Nel nostro immaginario, la plastica è ancora associata a oggetti quotidiani: contenitori, imballaggi, bottiglie, buste della spesa. Ma quando questi materiali si degradano – meccanicamente, termicamente o chimicamente – si trasformano in frammenti microscopici invisibili, che finiscono ovunque: nell’acqua che beviamo, negli alimenti che consumiamo, e persino nell’aria che respiriamo. Si chiamano microplastiche, e stanno entrando silenziosamente nel nostro corpo, ogni giorno.

La loro presenza non è più un’ipotesi. Sono già nei tessuti umani, nei polmoni, nel sangue, nella placenta, nel latte materno e – come dimostrano studi recentissimi – anche nel sistema riproduttivo femminile e nelle arterie. Non parliamo di un rischio teorico, ma di un dato concreto: ci nutriamo di plastica, anche se non la vediamo.

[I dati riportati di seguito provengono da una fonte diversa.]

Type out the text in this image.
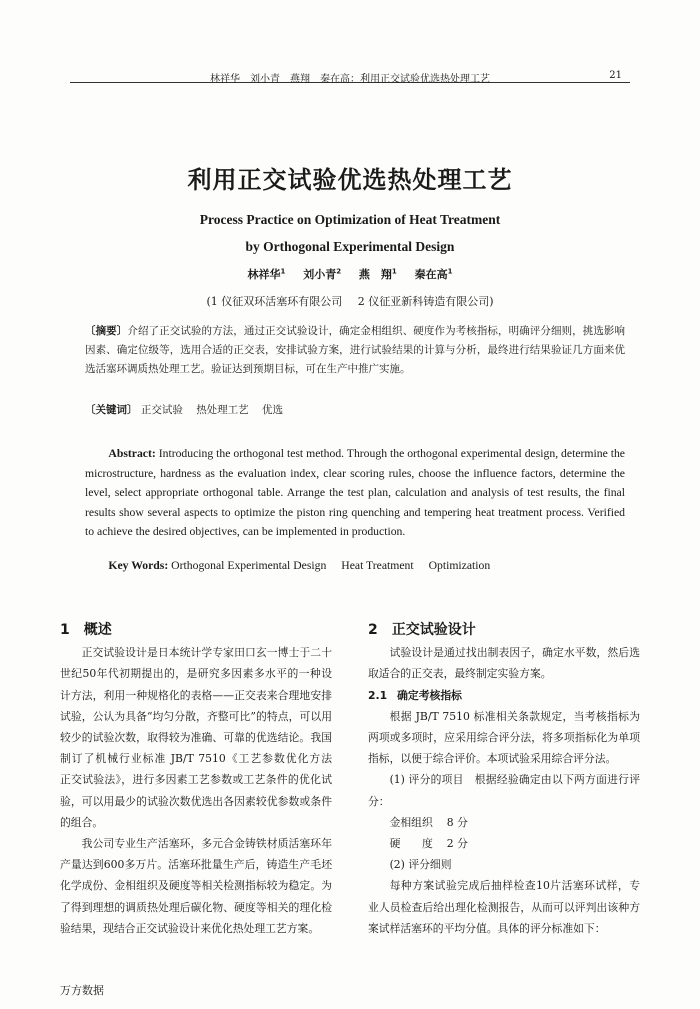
林祥华　刘小青　燕翔　秦在高：利用正交试验优选热处理工艺	21
利用正交试验优选热处理工艺
Process Practice on Optimization of Heat Treatment
by Orthogonal Experimental Design
林祥华$^1$ 刘小青$^2$ 燕　翔$^1$ 秦在高$^1$
(1 仪征双环活塞环有限公司 2 仪征亚新科铸造有限公司)
〔摘要〕介绍了正交试验的方法，通过正交试验设计，确定金相组织、硬度作为考核指标，明确评分细则，挑选影响因素、确定位级等，选用合适的正交表，安排试验方案，进行试验结果的计算与分析，最终进行结果验证几方面来优选活塞环调质热处理工艺。验证达到预期目标，可在生产中推广实施。
〔关键词〕 正交试验 热处理工艺 优选
Abstract: Introducing the orthogonal test method. Through the orthogonal experimental design, determine the microstructure, hardness as the evaluation index, clear scoring rules, choose the influence factors, determine the level, select appropriate orthogonal table. Arrange the test plan, calculation and analysis of test results, the final results show several aspects to optimize the piston ring quenching and tempering heat treatment process. Verified to achieve the desired objectives, can be implemented in production.
Key Words: Orthogonal Experimental Design Heat Treatment Optimization
1 概述

正交试验设计是日本统计学专家田口玄一博士于二十世纪50年代初期提出的，是研究多因素多水平的一种设计方法，利用一种规格化的表格——正交表来合理地安排试验，公认为具备“均匀分散，齐整可比”的特点，可以用较少的试验次数，取得较为准确、可靠的优选结论。我国制订了机械行业标准 JB/T 7510《工艺参数优化方法　正交试验法》，进行多因素工艺参数或工艺条件的优化试验，可以用最少的试验次数优选出各因素较优参数或条件的组合。

我公司专业生产活塞环，多元合金铸铁材质活塞环年产量达到600多万片。活塞环批量生产后，铸造生产毛坯化学成份、金相组织及硬度等相关检测指标较为稳定。为了得到理想的调质热处理后碳化物、硬度等相关的理化检验结果，现结合正交试验设计来优化热处理工艺方案。

2 正交试验设计

试验设计是通过找出制表因子，确定水平数，然后选取适合的正交表，最终制定实验方案。

2.1 确定考核指标

根据 JB/T 7510 标准相关条款规定，当考核指标为两项或多项时，应采用综合评分法，将多项指标化为单项指标，以便于综合评价。本项试验采用综合评分法。

(1) 评分的项目　根据经验确定由以下两方面进行评分：

金相组织 8 分
硬　　度 2 分

(2) 评分细则

每种方案试验完成后抽样检查10片活塞环试样，专业人员检查后给出理化检测报告，从而可以评判出该种方案试样活塞环的平均分值。具体的评分标准如下：

万方数据
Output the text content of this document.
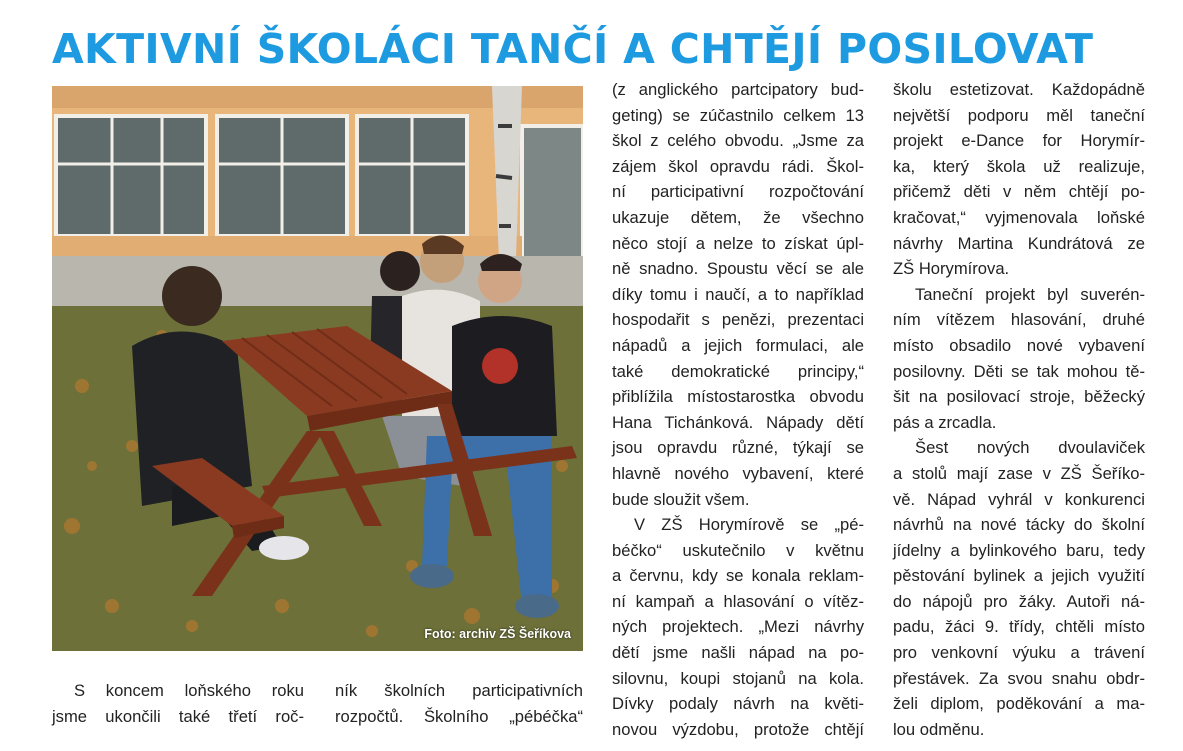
AKTIVNÍ ŠKOLÁCI TANČÍ A CHTĚJÍ POSILOVAT
Foto: archiv ZŠ Šeříkova

S koncem loňského roku

jsme ukončili také třetí roč-

ník školních participativních

rozpočtů. Školního „pébéčka“

(z anglického partcipatory bud-

geting) se zúčastnilo celkem 13

škol z celého obvodu. „Jsme za

zájem škol opravdu rádi. Škol-

ní participativní rozpočtování

ukazuje dětem, že všechno

něco stojí a nelze to získat úpl-

ně snadno. Spoustu věcí se ale

díky tomu i naučí, a to například

hospodařit s penězi, prezentaci

nápadů a jejich formulaci, ale

také demokratické principy,“

přiblížila místostarostka obvodu

Hana Tichánková. Nápady dětí

jsou opravdu různé, týkají se

hlavně nového vybavení, které

bude sloužit všem.

V ZŠ Horymírově se „pé-

béčko“ uskutečnilo v květnu

a červnu, kdy se konala reklam-

ní kampaň a hlasování o vítěz-

ných projektech. „Mezi návrhy

dětí jsme našli nápad na po-

silovnu, koupi stojanů na kola.

Dívky podaly návrh na květi-

novou výzdobu, protože chtějí

školu estetizovat. Každopádně

největší podporu měl taneční

projekt e-Dance for Horymír-

ka, který škola už realizuje,

přičemž děti v něm chtějí po-

kračovat,“ vyjmenovala loňské

návrhy Martina Kundrátová ze

ZŠ Horymírova.

Taneční projekt byl suverén-

ním vítězem hlasování, druhé

místo obsadilo nové vybavení

posilovny. Děti se tak mohou tě-

šit na posilovací stroje, běžecký

pás a zrcadla.

Šest nových dvoulaviček

a stolů mají zase v ZŠ Šeříko-

vě. Nápad vyhrál v konkurenci

návrhů na nové tácky do školní

jídelny a bylinkového baru, tedy

pěstování bylinek a jejich využití

do nápojů pro žáky. Autoři ná-

padu, žáci 9. třídy, chtěli místo

pro venkovní výuku a trávení

přestávek. Za svou snahu obdr-

želi diplom, poděkování a ma-

lou odměnu.
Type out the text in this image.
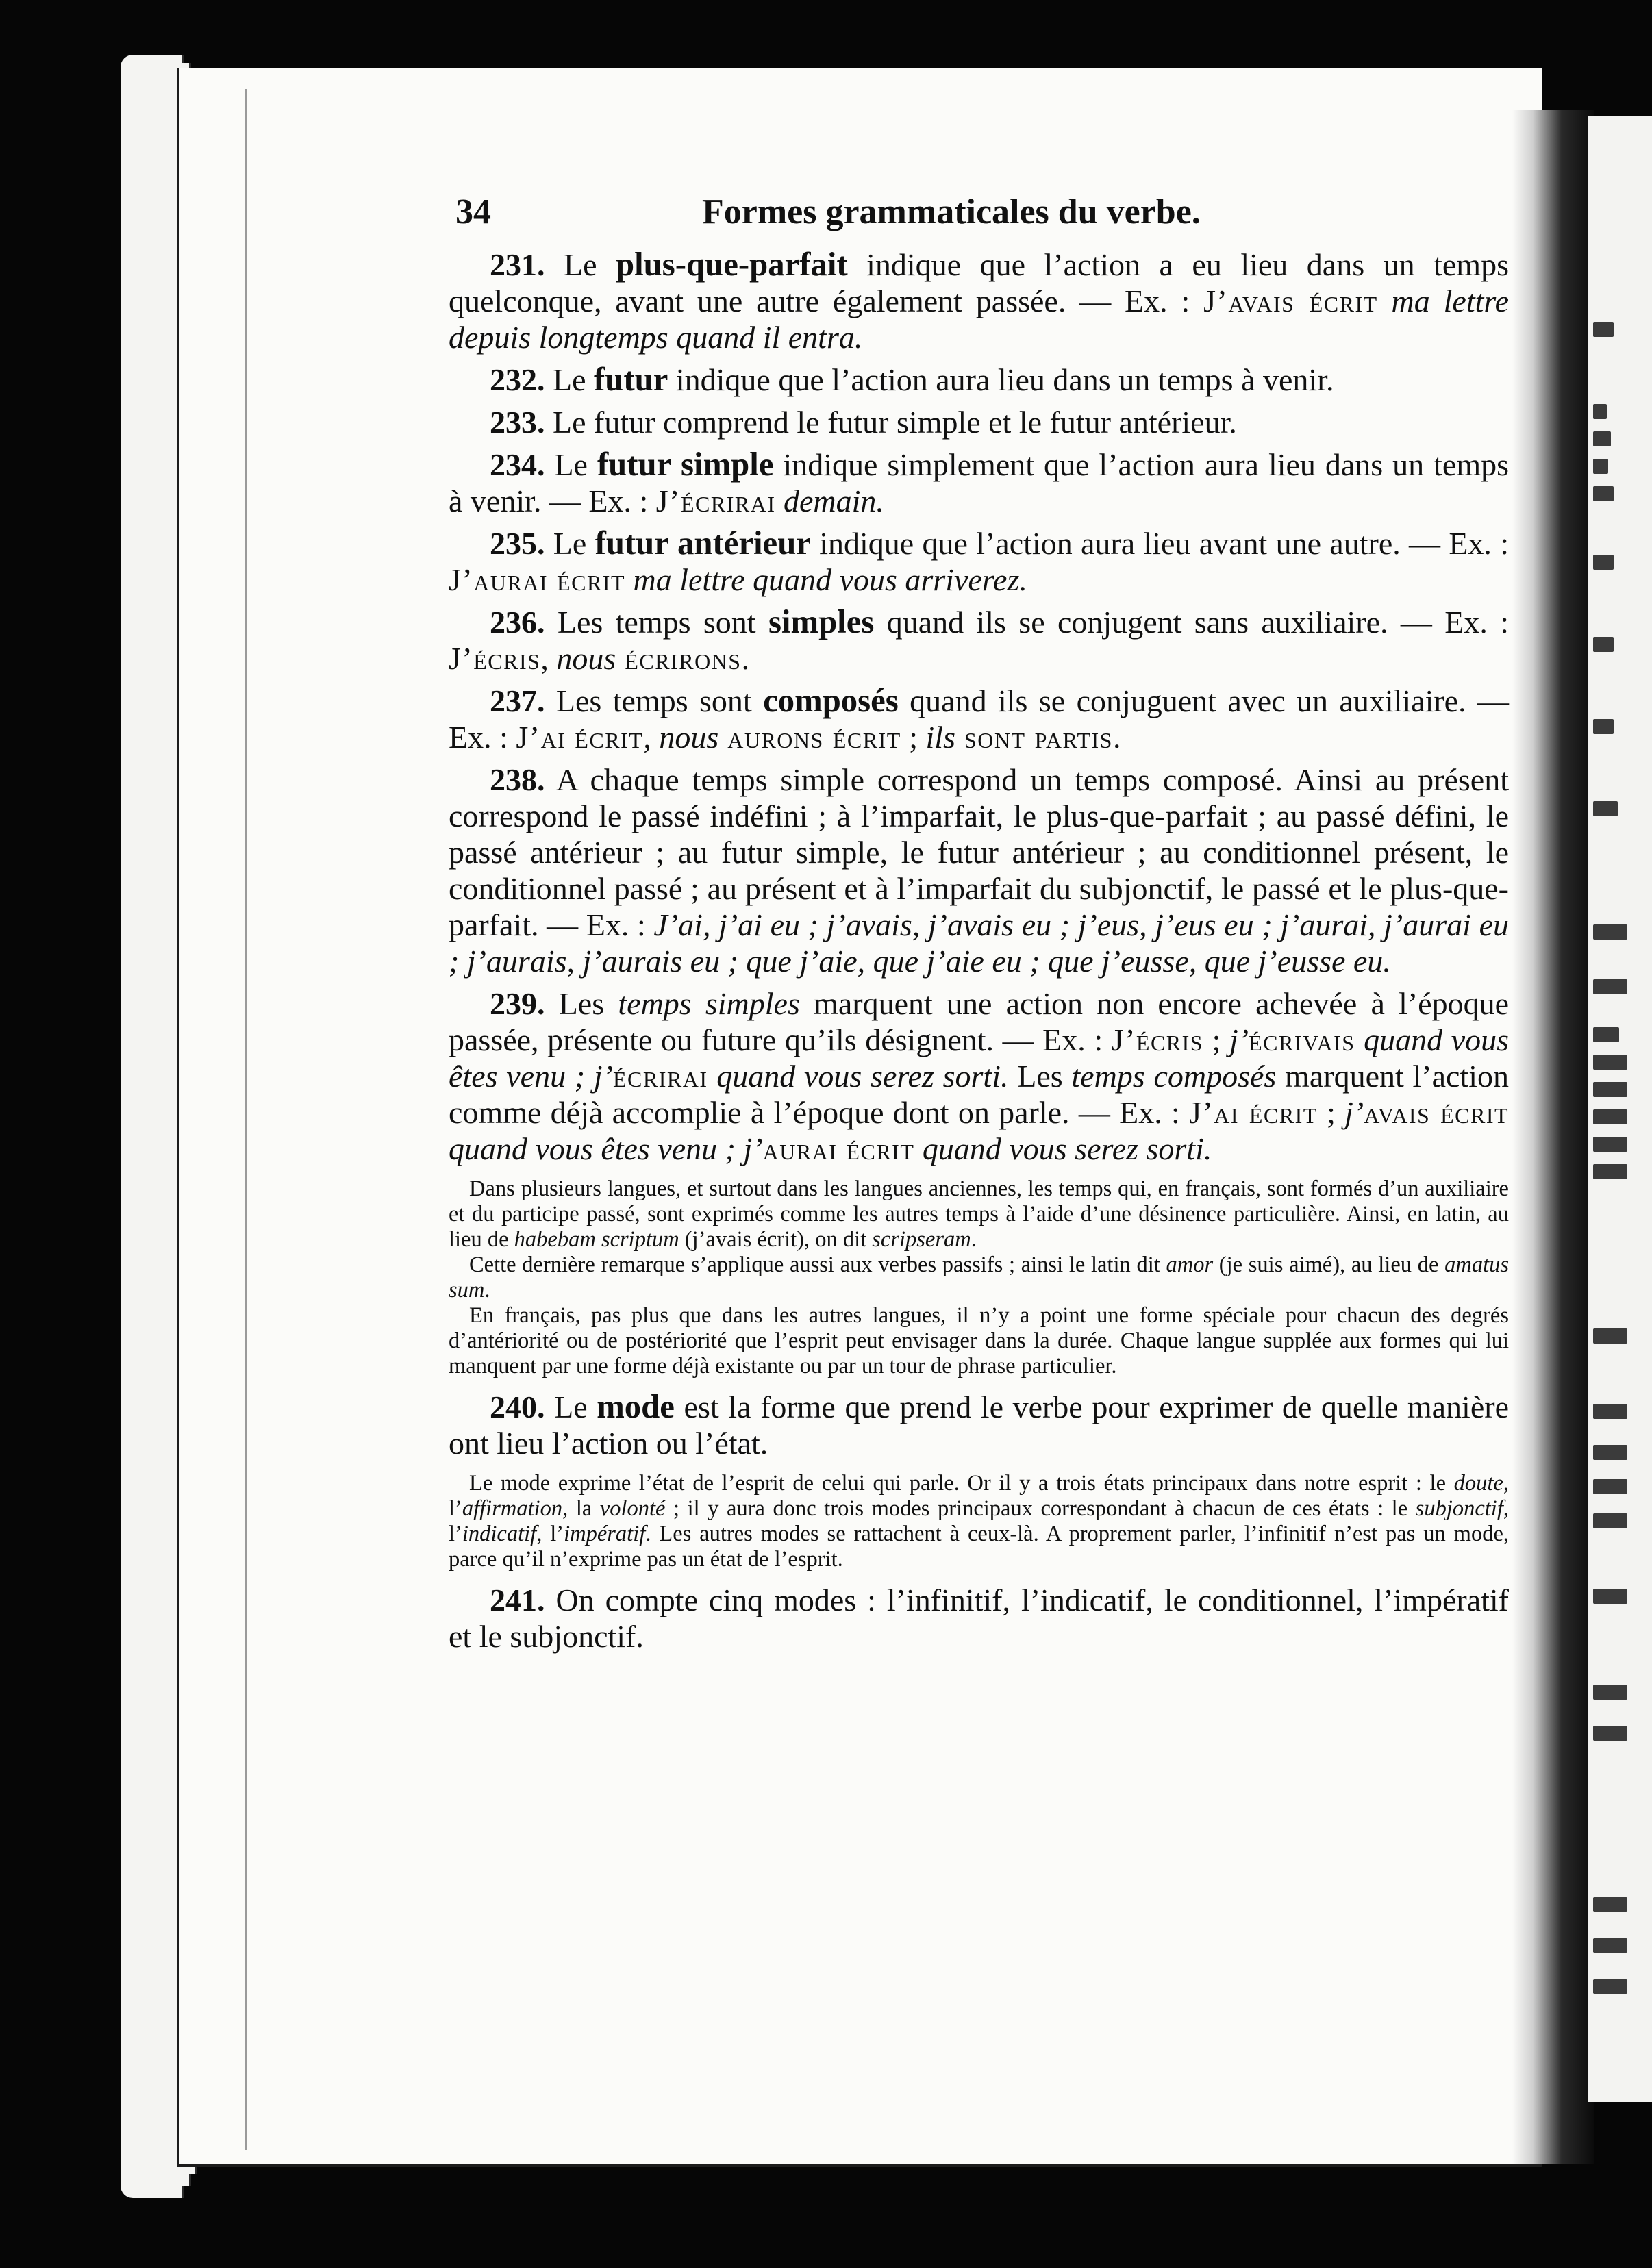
34	Formes grammaticales du verbe.

231. Le plus-que-parfait indique que l’action a eu lieu dans un temps quelconque, avant une autre également passée. — Ex. : J’avais écrit ma lettre depuis longtemps quand il entra.

232. Le futur indique que l’action aura lieu dans un temps à venir.

233. Le futur comprend le futur simple et le futur antérieur.

234. Le futur simple indique simplement que l’action aura lieu dans un temps à venir. — Ex. : J’écrirai demain.

235. Le futur antérieur indique que l’action aura lieu avant une autre. — Ex. : J’aurai écrit ma lettre quand vous arriverez.

236. Les temps sont simples quand ils se conjugent sans auxiliaire. — Ex. : J’écris, nous écrirons.

237. Les temps sont composés quand ils se conjuguent avec un auxiliaire. — Ex. : J’ai écrit, nous aurons écrit ; ils sont partis.

238. A chaque temps simple correspond un temps composé. Ainsi au présent correspond le passé indéfini ; à l’imparfait, le plus-que-parfait ; au passé défini, le passé antérieur ; au futur simple, le futur antérieur ; au conditionnel présent, le conditionnel passé ; au présent et à l’imparfait du subjonctif, le passé et le plus-que-parfait. — Ex. : J’ai, j’ai eu ; j’avais, j’avais eu ; j’eus, j’eus eu ; j’aurai, j’aurai eu ; j’aurais, j’aurais eu ; que j’aie, que j’aie eu ; que j’eusse, que j’eusse eu.

239. Les temps simples marquent une action non encore achevée à l’époque passée, présente ou future qu’ils désignent. — Ex. : J’écris ; j’écrivais quand vous êtes venu ; j’écrirai quand vous serez sorti. Les temps composés marquent l’action comme déjà accomplie à l’époque dont on parle. — Ex. : J’ai écrit ; j’avais écrit quand vous êtes venu ; j’aurai écrit quand vous serez sorti.

Dans plusieurs langues, et surtout dans les langues anciennes, les temps qui, en français, sont formés d’un auxiliaire et du participe passé, sont exprimés comme les autres temps à l’aide d’une désinence particulière. Ainsi, en latin, au lieu de habebam scriptum (j’avais écrit), on dit scripseram.

Cette dernière remarque s’applique aussi aux verbes passifs ; ainsi le latin dit amor (je suis aimé), au lieu de amatus sum.

En français, pas plus que dans les autres langues, il n’y a point une forme spéciale pour chacun des degrés d’antériorité ou de postériorité que l’esprit peut envisager dans la durée. Chaque langue supplée aux formes qui lui manquent par une forme déjà existante ou par un tour de phrase particulier.

240. Le mode est la forme que prend le verbe pour exprimer de quelle manière ont lieu l’action ou l’état.

Le mode exprime l’état de l’esprit de celui qui parle. Or il y a trois états principaux dans notre esprit : le doute, l’affirmation, la volonté ; il y aura donc trois modes principaux correspondant à chacun de ces états : le subjonctif, l’indicatif, l’impératif. Les autres modes se rattachent à ceux-là. A proprement parler, l’infinitif n’est pas un mode, parce qu’il n’exprime pas un état de l’esprit.

241. On compte cinq modes : l’infinitif, l’indicatif, le conditionnel, l’impératif et le subjonctif.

Il vero problema non è solo la presenza fisica di questi frammenti nei nostri organi. È il fatto che non conosciamo ancora con precisione il loro impatto metabolico, infiammatorio e ormonale. Ma ciò che sta emergendo è sufficiente per accendere un campanello d’allarme. La plastica non è un materiale neutro: può trasportare sostanze tossiche, può alterare le funzioni cellulari, può interferire con la nostra biologia in modi che solo ora iniziamo a comprendere.

In questo contesto, l’alimentazione diventa una delle principali vie di ingresso delle microplastiche nel nostro organismo. Non solo per ciò che mangiamo, ma anche per come viene confezionato, trasportato, conservato. Bottiglie in PET, contenitori monouso, pellicole e vaschette possono rilasciare quantità significative di frammenti, soprattutto a contatto con fonti di calore o con alimenti acidi o grassi.

È quindi fondamentale iniziare a leggere la qualità del cibo non solo in termini di nutrienti, ma anche di filiera, materiale di confezionamento ed esposizione a contaminanti ambientali. Perché quello che entra nel nostro piatto ha effetti diretti sul nostro metabolismo, anche quando non lo vediamo.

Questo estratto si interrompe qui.